Children’s Cemetery Oddities

8 thoughts on “Children’s Cemetery Oddities”

  1. At a few cemeteries in the Midlands I have seen children graves from the late 1800s and into the first few decades of the 20th century decorated with modern toys. Lots of Matchbox cars. I don’t know, but imagine the toys were left by relatives.

  2. i have visited this graveyard several times before and have seen the toys on the graves. it is my understanding that paranormal and ghost hunters will leave “trigger items” on the graves in attempt to bring out spirits. this may be the case.

  3. THank-you for the pictures. I always find blogs more interesting with pictures. It’s a shame, it seems the cemetary is forgotten. Is it a family cemetary? I’m wondering, because modern “gifts” or rememberances that were left might be from a new generation of family re-discovering their roots?
    Mary B

  4. I am not interested in the paranormal stuff relative to this cemetery, but found out about it from one of my students and became interested in the history. Ironically I lived at the Vinings at Duncan Chapel apartments and had no idea about this place. Tom, I wondered if you’ve found any more about the history. I looked some things up on the Greenville County deed register. I found the land plat, and found out that what is now Duncan Chapel Rd. wasn’t always there. That drive that you refer to as Thackston Rd. was the original Duncan Rd. It is still named that as late as 1939 when the church property is sold to the Stewart’s who sell it to the Thackston’s in 1941. The land there is now owned by Jack Shaw. What this means, is the ruins on the other side of the drive can’t be the church, it wasn’t on the church property. Also, according to the soil map of 1921 the church is not where the gas station is, but would be between Buncombe Rd and the Vinings. Hope this helps, and if you, or anyone else for that matter, have any more information, please e-mail me at Thanks.

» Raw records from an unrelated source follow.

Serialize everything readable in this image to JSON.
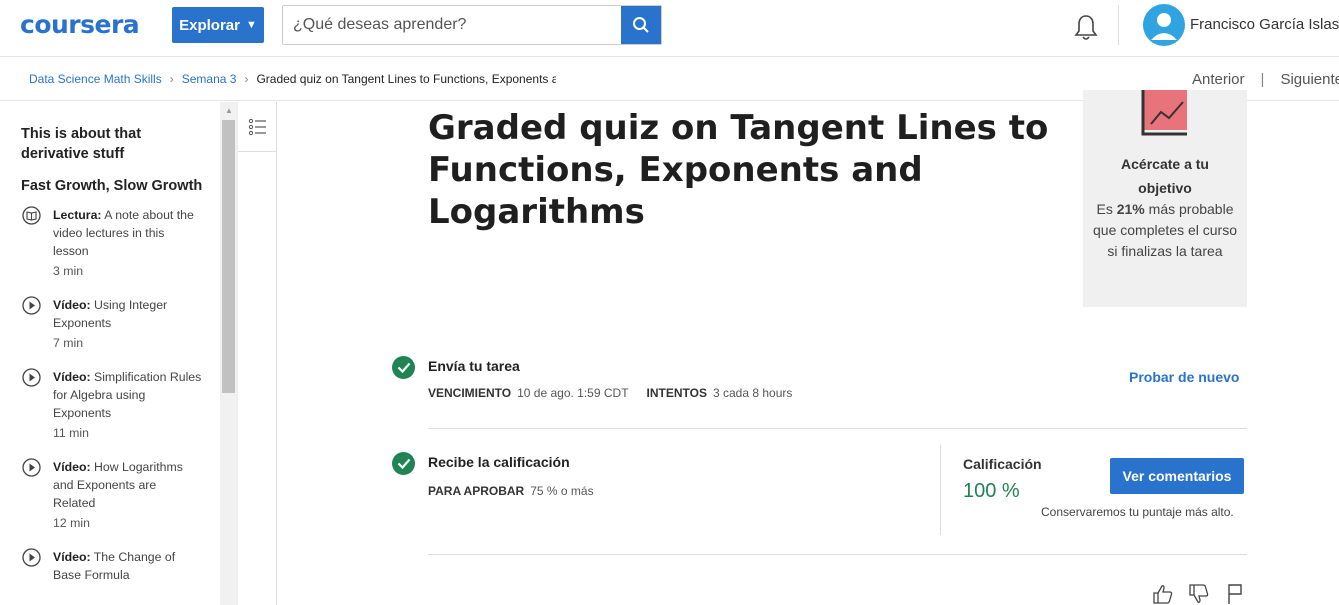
{
  "header": {
    "logo": "coursera",
    "explore_label": "Explorar",
    "search_placeholder": "¿Qué deseas aprender?",
    "user_name": "Francisco García Islas"
  },
  "breadcrumb": {
    "items": [
      "Data Science Math Skills",
      "Semana 3",
      "Graded quiz on Tangent Lines to Functions, Exponents a"
    ],
    "prev_label": "Anterior",
    "next_label": "Siguiente"
  },
  "sidebar": {
    "section1_title": "This is about that derivative stuff",
    "section2_title": "Fast Growth, Slow Growth",
    "items": [
      {
        "type": "Lectura:",
        "title": "A note about the video lectures in this lesson",
        "duration": "3 min",
        "icon": "book-icon"
      },
      {
        "type": "Vídeo:",
        "title": "Using Integer Exponents",
        "duration": "7 min",
        "icon": "play-icon"
      },
      {
        "type": "Vídeo:",
        "title": "Simplification Rules for Algebra using Exponents",
        "duration": "11 min",
        "icon": "play-icon"
      },
      {
        "type": "Vídeo:",
        "title": "How Logarithms and Exponents are Related",
        "duration": "12 min",
        "icon": "play-icon"
      },
      {
        "type": "Vídeo:",
        "title": "The Change of Base Formula",
        "duration": "",
        "icon": "play-icon"
      }
    ]
  },
  "main": {
    "title": "Graded quiz on Tangent Lines to Functions, Exponents and Logarithms",
    "goal": {
      "title": "Acércate a tu objetivo",
      "text_pre": "Es ",
      "percent": "21%",
      "text_post": " más probable que completes el curso si finalizas la tarea"
    },
    "submit": {
      "title": "Envía tu tarea",
      "due_label": "VENCIMIENTO",
      "due_value": "10 de ago. 1:59 CDT",
      "attempts_label": "INTENTOS",
      "attempts_value": "3 cada 8 hours",
      "retry_label": "Probar de nuevo"
    },
    "grade": {
      "title": "Recibe la calificación",
      "pass_label": "PARA APROBAR",
      "pass_value": "75 % o más",
      "grade_label": "Calificación",
      "grade_value": "100 %",
      "feedback_label": "Ver comentarios",
      "keep_note": "Conservaremos tu puntaje más alto."
    }
  },
  "colors": {
    "brand": "#2a73cc",
    "success": "#1f8354"
  }
}
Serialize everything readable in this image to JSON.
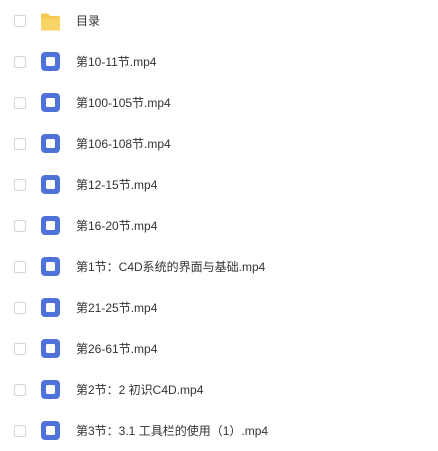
{
  "colors": {
    "folder": "#f6c84b",
    "video_icon": "#4f72d8",
    "text": "#333333",
    "checkbox_border": "#d6d6d6"
  },
  "files": [
    {
      "name": "目录",
      "icon": "folder-icon"
    },
    {
      "name": "第10-11节.mp4",
      "icon": "video-file-icon"
    },
    {
      "name": "第100-105节.mp4",
      "icon": "video-file-icon"
    },
    {
      "name": "第106-108节.mp4",
      "icon": "video-file-icon"
    },
    {
      "name": "第12-15节.mp4",
      "icon": "video-file-icon"
    },
    {
      "name": "第16-20节.mp4",
      "icon": "video-file-icon"
    },
    {
      "name": "第1节：C4D系统的界面与基础.mp4",
      "icon": "video-file-icon"
    },
    {
      "name": "第21-25节.mp4",
      "icon": "video-file-icon"
    },
    {
      "name": "第26-61节.mp4",
      "icon": "video-file-icon"
    },
    {
      "name": "第2节：2 初识C4D.mp4",
      "icon": "video-file-icon"
    },
    {
      "name": "第3节：3.1 工具栏的使用（1）.mp4",
      "icon": "video-file-icon"
    }
  ]
}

    1. Thanks for the info, Mark. I really don’t have much info about the location apart from one obscure reference in A. V. Huff’s book about the history of Greenville.

  5. That info from Huff’s book is what started my tracking things down. I found out that the Duncan’s owned much of the property around there and eventually sold it off by the middle of the 1860s. Eventually all the land around there was owned by various members of the Thackstons. I can’t find out much about Thackston Dairy, that some people have referenced, but did find some Thackston Dairy milk bottles on some auction sites, so it is possible that the dairy was located there as it was in the possession of Thackstons even before they purchased the church property. I don’t know about different sections of the cemetery, because that is not mentioned in the deeds, they simply reference a reservation for the cemetery, but if the dairy was there, it would answer why there are graves dating after the sale of the church to private owners. I believe the church discontinued sometime in the 1920s but don’t know why, or what happened to the building. Still trying to find that out.

    1. Excellent. Mark, you might also try Furman. They just had a celebration of 50 years on the present campus, which is where Thackston Dairy was located. They would probably have more information.